Tuesday, July 22, 2014

Am I Smart Enough?

An issue I've had for a long time has been doubting if am I smart enough for what I want to do in my life. When I think about it by myself I believe that I am smart enough because I've never really had any trouble with my school work and if I did I could figure it out on my own. Being sort of a loner has always been good for me academic wise because I have lots of time to do homework and I have to figure problems out on my own because I have no one to help me. I've gotten to the point in my school work where not even my older brother can help me out so I'm completely on my own.

However, I'm constantly doubting whether or not I can do what I want to do when I discuss it with other people, especially relatives.
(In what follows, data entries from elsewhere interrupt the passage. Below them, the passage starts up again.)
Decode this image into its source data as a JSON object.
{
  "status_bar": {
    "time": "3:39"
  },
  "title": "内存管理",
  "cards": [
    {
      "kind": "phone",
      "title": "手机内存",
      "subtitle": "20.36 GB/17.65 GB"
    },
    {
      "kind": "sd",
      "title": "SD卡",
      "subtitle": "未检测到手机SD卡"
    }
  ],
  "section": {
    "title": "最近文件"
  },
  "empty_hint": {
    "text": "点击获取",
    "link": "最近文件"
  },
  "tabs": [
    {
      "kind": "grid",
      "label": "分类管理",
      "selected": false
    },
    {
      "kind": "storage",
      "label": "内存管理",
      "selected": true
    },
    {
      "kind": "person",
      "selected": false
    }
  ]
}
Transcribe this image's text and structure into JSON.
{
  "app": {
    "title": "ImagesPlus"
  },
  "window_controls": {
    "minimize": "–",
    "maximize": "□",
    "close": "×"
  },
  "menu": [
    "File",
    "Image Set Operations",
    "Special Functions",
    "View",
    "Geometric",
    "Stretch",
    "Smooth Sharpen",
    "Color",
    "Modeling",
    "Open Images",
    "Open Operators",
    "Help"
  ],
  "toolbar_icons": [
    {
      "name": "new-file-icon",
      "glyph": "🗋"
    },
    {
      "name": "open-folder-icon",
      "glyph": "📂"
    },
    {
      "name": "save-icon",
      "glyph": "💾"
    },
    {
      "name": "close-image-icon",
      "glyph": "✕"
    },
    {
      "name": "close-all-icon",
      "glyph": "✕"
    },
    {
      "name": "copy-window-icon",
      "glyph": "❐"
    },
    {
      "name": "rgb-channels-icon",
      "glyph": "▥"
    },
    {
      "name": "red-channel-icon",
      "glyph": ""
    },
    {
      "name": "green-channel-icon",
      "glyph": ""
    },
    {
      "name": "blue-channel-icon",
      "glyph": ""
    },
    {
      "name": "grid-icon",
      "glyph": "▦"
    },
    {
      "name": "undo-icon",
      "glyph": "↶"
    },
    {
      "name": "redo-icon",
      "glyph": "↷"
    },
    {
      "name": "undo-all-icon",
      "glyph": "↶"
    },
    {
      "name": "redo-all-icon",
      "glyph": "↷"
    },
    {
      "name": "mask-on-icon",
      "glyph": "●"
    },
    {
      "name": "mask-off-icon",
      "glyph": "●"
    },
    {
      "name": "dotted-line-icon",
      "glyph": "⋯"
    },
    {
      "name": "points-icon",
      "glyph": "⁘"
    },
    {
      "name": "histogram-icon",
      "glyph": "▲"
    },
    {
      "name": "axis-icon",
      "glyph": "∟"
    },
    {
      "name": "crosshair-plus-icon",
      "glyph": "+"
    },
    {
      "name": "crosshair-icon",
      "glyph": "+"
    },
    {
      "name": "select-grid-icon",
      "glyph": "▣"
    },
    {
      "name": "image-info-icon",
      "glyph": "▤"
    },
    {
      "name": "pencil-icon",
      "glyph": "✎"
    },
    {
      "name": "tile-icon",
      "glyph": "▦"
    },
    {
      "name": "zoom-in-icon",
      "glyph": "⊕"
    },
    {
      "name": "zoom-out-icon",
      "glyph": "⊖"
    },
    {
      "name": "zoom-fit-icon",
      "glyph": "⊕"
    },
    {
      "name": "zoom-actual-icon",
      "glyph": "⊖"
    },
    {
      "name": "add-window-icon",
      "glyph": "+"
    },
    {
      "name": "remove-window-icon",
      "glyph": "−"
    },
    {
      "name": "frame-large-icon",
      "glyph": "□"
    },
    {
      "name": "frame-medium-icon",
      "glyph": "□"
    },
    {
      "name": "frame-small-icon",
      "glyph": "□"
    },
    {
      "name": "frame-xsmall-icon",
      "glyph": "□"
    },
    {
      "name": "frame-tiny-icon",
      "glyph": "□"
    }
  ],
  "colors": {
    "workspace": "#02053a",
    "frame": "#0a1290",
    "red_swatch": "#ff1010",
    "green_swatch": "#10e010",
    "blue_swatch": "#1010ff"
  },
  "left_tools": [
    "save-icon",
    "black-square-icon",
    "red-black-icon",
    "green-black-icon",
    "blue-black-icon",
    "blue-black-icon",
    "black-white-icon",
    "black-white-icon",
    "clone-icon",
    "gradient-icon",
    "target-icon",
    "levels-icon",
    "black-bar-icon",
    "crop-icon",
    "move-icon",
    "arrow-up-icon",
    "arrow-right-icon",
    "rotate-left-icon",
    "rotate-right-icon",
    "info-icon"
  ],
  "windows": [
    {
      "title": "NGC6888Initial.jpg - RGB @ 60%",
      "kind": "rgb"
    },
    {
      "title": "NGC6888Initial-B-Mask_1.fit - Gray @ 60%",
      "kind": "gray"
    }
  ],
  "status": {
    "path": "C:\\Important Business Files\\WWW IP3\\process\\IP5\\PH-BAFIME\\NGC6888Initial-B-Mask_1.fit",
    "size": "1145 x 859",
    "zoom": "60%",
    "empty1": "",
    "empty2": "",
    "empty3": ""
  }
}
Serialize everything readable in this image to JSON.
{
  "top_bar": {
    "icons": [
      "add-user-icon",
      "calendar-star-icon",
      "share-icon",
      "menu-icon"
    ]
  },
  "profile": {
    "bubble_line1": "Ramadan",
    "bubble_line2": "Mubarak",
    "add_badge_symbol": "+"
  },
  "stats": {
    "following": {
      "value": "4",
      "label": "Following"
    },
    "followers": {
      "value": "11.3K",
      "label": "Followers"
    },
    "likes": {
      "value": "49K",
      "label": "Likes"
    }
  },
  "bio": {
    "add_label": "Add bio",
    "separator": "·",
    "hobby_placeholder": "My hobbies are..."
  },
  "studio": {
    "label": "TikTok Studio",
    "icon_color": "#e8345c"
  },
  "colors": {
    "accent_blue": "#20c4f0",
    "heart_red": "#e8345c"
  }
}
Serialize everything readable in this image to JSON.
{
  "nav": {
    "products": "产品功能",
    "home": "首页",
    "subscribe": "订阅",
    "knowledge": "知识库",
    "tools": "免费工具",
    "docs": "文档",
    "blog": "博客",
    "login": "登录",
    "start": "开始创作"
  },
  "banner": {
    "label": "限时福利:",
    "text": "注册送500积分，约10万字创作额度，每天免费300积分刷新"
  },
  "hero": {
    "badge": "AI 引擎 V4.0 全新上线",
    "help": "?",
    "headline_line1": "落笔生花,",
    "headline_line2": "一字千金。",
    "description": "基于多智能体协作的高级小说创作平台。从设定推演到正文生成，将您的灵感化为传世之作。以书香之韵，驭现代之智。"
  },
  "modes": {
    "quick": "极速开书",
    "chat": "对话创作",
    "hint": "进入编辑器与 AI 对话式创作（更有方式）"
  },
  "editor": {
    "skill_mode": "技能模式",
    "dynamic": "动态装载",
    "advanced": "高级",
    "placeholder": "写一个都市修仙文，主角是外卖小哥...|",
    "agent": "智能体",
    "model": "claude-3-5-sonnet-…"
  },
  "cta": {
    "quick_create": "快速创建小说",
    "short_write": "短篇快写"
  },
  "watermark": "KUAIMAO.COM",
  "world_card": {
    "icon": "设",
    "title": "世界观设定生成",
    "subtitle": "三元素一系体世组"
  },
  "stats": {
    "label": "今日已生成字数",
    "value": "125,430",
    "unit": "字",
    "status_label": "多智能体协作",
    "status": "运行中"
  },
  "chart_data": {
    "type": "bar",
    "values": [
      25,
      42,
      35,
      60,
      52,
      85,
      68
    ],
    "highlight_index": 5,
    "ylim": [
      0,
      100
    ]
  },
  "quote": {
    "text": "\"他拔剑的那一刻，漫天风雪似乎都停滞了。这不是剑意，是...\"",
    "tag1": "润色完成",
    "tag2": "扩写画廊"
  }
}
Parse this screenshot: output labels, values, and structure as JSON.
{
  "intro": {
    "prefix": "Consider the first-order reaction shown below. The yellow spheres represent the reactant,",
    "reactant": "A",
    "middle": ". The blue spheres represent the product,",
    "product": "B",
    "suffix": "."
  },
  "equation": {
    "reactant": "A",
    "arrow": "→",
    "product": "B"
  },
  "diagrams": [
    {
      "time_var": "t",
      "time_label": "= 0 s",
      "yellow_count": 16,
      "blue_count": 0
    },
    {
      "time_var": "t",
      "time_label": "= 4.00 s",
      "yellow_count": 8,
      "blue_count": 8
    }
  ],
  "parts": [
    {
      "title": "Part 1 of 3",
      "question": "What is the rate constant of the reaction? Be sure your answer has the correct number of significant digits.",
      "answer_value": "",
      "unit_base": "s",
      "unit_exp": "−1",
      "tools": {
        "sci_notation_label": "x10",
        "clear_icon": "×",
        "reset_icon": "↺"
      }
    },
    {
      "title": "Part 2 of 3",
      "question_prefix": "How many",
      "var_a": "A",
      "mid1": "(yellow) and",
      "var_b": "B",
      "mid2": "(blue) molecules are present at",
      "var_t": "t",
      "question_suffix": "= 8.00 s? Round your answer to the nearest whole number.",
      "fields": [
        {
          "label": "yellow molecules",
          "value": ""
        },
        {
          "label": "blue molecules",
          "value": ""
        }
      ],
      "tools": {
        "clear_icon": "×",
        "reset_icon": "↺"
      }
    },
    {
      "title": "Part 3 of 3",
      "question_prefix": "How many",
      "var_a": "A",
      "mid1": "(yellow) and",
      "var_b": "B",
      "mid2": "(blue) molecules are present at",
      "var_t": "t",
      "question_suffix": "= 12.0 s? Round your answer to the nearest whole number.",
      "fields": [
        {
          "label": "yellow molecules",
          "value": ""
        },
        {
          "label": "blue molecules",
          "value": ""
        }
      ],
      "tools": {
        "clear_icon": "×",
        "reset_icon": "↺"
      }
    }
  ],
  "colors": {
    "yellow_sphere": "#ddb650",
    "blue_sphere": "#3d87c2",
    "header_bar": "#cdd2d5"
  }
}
Because you know how relatives always ask you the same boring questions like, "How's school?" or "What do you want to do after school?" I tell them that I'm going for a science degree and they are always a bit shocked (which to be honest is hurtful) but then they go on to say, "Are you sure?","You know it's quite hard." I always answer, "Oh it's fine I'm good at math and science." But then they say, "But you have to be really good." And I reply, "I am."

After the conversation is over I'll begin to question myself on whether or not I can handle it. Or if I am good at math or if I really am smart enough. It's those thoughts that absolutely ruin me. Like I said I've never had a problem in school. I'm a good student and I grasp subjects quite easily. However, when people tell me it's hard and that I may not be able to handle it, I start to believe what they say. Obviously, this is stupid because they haven't done science degrees and they most definitely don't have the same mind as me. I truly believe I can do what I aspire to but it's hard to not doubt yourself when people are constantly doubting you.